According to the latest findings, persistent pain also affects the genetics of cells. The body forms new protein chains, which changes the cell membrane. This change leads to faster response to stimuli. This can lead to recurring or persistent pain.
The pain memory is therefore not only responsible for pain that becomes chronic, but can also lead to phantom pain. The pain is released from its original cause. Stimuli are passed on to the brain without a corresponding signal. The consequences are, for example, permanent bad posture, as those affected try to relieve the painful area as much as possible. These relieving postures are triggered by pain and are originally intended to protect painful and diseased areas. In this case, however, said relieving postures quickly lead to a lack of exercise or real pain, since an unnatural posture is always adopted.
Depending on the duration, this can also lead to poor posture in the area of the skeleton. In addition, there can be changes in the entire nervous system. Depending on the case, pain may occur in areas far from the original trigger. The pain sensitivity of the entire body increases and the person concerned is constantly tense. This tension leads to additional muscle spasms.

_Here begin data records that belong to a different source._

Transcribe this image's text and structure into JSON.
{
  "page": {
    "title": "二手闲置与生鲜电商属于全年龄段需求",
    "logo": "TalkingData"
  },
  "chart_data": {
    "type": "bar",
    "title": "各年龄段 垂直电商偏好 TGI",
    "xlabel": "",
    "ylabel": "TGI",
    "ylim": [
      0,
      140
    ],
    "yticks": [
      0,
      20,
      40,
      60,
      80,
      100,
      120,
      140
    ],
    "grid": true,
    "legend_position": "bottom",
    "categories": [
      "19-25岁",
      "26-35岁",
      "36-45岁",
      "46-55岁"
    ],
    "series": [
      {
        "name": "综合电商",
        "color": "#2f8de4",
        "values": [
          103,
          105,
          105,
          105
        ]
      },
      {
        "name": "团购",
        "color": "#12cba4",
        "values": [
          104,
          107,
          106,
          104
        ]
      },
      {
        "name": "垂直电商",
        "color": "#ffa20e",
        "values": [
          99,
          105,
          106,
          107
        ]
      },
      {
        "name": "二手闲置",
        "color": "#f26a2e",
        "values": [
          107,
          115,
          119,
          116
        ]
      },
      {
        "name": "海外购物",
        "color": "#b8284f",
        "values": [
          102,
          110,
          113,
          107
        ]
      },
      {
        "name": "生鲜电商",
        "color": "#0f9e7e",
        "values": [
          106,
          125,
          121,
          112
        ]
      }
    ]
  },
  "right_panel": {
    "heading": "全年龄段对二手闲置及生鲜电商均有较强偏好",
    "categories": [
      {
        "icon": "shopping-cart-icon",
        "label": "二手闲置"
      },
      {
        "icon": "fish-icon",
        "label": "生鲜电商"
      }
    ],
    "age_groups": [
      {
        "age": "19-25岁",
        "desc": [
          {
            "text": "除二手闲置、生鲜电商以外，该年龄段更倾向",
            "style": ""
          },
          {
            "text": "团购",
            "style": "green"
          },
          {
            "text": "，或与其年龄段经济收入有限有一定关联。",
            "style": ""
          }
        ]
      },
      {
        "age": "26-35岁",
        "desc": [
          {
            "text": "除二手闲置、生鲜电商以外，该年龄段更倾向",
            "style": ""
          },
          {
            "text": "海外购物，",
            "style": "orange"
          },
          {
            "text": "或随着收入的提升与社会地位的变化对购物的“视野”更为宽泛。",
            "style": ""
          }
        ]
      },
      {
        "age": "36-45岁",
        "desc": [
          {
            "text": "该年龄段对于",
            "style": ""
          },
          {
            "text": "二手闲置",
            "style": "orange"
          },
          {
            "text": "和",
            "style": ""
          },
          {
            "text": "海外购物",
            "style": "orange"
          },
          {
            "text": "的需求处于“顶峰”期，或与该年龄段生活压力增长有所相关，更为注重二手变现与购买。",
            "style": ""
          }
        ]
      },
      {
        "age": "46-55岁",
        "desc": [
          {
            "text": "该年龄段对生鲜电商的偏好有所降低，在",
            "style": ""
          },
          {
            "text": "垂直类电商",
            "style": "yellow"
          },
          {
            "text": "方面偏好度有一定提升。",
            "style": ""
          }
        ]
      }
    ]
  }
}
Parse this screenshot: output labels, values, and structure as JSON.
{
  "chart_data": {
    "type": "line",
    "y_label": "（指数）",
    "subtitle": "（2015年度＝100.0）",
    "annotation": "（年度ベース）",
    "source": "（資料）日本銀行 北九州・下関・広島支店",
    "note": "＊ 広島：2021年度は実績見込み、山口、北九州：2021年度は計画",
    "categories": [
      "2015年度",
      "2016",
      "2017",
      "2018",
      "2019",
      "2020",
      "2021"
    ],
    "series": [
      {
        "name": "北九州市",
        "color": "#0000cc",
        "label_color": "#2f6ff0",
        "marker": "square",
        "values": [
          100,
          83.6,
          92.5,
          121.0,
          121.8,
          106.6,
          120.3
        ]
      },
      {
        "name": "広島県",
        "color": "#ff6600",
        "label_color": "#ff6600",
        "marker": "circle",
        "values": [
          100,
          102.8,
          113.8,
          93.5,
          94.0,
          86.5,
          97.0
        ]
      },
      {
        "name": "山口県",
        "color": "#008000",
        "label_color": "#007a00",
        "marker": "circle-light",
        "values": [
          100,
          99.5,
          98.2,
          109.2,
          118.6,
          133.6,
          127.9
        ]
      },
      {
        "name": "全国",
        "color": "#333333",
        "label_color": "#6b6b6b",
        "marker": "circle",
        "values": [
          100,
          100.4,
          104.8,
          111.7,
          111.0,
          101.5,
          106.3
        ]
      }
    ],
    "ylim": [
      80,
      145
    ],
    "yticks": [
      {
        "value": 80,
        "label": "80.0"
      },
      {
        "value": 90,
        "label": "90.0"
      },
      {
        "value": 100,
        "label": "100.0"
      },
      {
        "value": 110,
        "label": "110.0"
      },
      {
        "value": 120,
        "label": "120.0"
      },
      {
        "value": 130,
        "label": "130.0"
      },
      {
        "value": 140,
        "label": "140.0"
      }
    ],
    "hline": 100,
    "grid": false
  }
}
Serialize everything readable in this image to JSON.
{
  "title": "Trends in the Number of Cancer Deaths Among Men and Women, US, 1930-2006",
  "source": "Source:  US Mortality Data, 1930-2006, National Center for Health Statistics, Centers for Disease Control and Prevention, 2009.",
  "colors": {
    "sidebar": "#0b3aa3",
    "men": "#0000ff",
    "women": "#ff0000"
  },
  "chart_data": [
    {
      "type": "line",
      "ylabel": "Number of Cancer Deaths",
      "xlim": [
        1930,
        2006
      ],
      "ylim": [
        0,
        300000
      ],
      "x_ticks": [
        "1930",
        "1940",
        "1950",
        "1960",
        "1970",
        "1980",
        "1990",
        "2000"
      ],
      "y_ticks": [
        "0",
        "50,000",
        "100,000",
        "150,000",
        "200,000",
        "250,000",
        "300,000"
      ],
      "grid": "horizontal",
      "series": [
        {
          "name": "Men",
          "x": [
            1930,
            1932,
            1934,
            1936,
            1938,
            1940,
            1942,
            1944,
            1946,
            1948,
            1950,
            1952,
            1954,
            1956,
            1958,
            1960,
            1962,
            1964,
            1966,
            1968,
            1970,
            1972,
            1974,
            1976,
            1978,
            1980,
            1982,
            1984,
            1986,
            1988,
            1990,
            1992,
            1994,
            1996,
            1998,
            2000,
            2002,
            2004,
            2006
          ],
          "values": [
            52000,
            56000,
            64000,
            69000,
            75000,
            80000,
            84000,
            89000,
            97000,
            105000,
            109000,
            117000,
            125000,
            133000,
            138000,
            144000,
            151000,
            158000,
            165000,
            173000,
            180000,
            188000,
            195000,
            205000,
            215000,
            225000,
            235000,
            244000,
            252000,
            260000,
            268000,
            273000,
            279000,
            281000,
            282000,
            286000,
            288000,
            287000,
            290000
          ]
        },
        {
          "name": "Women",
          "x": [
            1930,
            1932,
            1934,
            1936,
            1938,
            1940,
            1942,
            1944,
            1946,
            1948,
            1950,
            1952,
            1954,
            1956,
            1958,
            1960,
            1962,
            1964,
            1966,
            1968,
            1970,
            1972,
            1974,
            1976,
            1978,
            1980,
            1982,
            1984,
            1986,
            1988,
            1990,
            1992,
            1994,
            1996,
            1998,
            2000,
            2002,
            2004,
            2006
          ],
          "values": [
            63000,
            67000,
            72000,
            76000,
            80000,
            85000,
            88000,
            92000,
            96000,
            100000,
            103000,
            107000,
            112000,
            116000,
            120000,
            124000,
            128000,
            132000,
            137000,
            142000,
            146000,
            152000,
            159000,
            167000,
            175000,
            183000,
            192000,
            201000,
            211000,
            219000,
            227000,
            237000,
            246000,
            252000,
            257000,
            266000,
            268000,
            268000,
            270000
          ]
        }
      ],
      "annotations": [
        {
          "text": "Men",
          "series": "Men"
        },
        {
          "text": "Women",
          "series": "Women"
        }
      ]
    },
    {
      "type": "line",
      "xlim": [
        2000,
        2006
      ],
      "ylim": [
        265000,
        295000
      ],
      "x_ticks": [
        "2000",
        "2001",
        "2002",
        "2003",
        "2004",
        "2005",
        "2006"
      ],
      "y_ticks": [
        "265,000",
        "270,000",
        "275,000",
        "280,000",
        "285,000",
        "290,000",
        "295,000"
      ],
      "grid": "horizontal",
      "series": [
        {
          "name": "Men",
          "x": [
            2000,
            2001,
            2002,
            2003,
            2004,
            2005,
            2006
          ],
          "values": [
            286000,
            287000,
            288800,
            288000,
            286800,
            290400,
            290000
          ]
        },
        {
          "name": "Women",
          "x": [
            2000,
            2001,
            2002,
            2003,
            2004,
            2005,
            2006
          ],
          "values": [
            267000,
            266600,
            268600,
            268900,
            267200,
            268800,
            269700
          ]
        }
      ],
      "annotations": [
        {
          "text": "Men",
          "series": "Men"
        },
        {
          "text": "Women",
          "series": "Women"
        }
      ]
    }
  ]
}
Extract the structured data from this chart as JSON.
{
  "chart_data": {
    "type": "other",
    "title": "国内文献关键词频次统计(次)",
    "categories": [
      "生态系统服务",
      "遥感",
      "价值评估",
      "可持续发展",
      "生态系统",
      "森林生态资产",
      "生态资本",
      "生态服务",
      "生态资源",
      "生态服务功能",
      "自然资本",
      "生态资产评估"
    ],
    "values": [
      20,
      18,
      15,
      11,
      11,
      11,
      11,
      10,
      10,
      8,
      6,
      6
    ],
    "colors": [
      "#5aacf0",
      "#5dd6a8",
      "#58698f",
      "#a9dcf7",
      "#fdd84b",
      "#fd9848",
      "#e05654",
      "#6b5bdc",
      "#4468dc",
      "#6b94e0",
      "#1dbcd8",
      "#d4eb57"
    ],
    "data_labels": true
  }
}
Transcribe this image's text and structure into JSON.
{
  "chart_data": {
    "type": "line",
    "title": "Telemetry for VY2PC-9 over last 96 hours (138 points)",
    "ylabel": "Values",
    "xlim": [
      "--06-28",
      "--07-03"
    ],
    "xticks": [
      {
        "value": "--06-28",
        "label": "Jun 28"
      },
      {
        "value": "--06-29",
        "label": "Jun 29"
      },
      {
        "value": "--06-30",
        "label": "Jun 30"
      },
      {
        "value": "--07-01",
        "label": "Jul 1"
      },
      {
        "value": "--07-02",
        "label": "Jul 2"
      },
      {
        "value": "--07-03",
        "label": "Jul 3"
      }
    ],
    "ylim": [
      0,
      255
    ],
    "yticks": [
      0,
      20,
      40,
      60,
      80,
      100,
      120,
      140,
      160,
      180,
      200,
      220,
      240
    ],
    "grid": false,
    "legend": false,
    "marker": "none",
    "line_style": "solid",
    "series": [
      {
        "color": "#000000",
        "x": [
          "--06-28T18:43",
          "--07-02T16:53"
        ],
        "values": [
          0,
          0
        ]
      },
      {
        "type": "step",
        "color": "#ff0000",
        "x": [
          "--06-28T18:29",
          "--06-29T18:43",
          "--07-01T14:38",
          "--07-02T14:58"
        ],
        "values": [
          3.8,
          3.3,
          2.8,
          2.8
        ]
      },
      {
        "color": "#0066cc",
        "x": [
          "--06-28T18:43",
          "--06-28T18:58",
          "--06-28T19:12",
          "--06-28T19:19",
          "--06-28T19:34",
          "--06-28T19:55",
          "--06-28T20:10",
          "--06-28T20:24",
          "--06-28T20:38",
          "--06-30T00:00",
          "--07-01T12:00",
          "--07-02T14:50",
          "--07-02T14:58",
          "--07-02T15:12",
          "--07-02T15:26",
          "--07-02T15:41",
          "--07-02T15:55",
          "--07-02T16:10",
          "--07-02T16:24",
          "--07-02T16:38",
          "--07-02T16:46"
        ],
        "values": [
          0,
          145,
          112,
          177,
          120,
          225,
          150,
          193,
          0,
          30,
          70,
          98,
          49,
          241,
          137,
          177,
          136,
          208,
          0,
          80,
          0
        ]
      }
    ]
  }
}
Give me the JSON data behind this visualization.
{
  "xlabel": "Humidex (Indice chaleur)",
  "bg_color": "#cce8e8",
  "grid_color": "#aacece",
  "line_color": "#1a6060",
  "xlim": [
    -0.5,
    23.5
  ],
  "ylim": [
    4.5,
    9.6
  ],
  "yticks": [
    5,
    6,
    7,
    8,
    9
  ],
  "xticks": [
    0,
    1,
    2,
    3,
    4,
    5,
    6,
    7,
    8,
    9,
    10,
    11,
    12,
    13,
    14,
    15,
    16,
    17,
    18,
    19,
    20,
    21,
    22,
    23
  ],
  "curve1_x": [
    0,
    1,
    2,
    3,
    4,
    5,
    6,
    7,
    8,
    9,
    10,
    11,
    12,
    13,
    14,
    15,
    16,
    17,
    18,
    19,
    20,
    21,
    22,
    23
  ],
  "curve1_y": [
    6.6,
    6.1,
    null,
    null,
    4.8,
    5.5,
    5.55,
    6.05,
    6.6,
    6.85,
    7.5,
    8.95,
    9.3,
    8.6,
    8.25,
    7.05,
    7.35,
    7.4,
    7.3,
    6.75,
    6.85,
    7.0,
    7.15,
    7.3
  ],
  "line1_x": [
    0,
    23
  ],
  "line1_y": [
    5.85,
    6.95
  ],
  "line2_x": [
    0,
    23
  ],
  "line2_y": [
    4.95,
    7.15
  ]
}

In some cases, it is hardly clear where the incorrect loads come from. Many patients with chronic pain seek medical advice who is at a loss as to the cause of the pain. Organic causes can often not be found in this case. If the patient does not remember the triggering event or does not recognize the connection and inform his doctor, it becomes difficult.
The pain memory can, however, be erased again with a little work. This is what neurobiology tries to do. Movement and relaxation training is used to remedy the problems. In addition, psychotherapy is often advised in order to get trained, incorrect movement patterns back on the right track. In many cases, the difficulty lies in the fear of those affected. Fear of the pain prevents postures that could trigger the stimulus. Therefore, to overwrite pain memory, professionals from different disciplines must work together to achieve the desired results.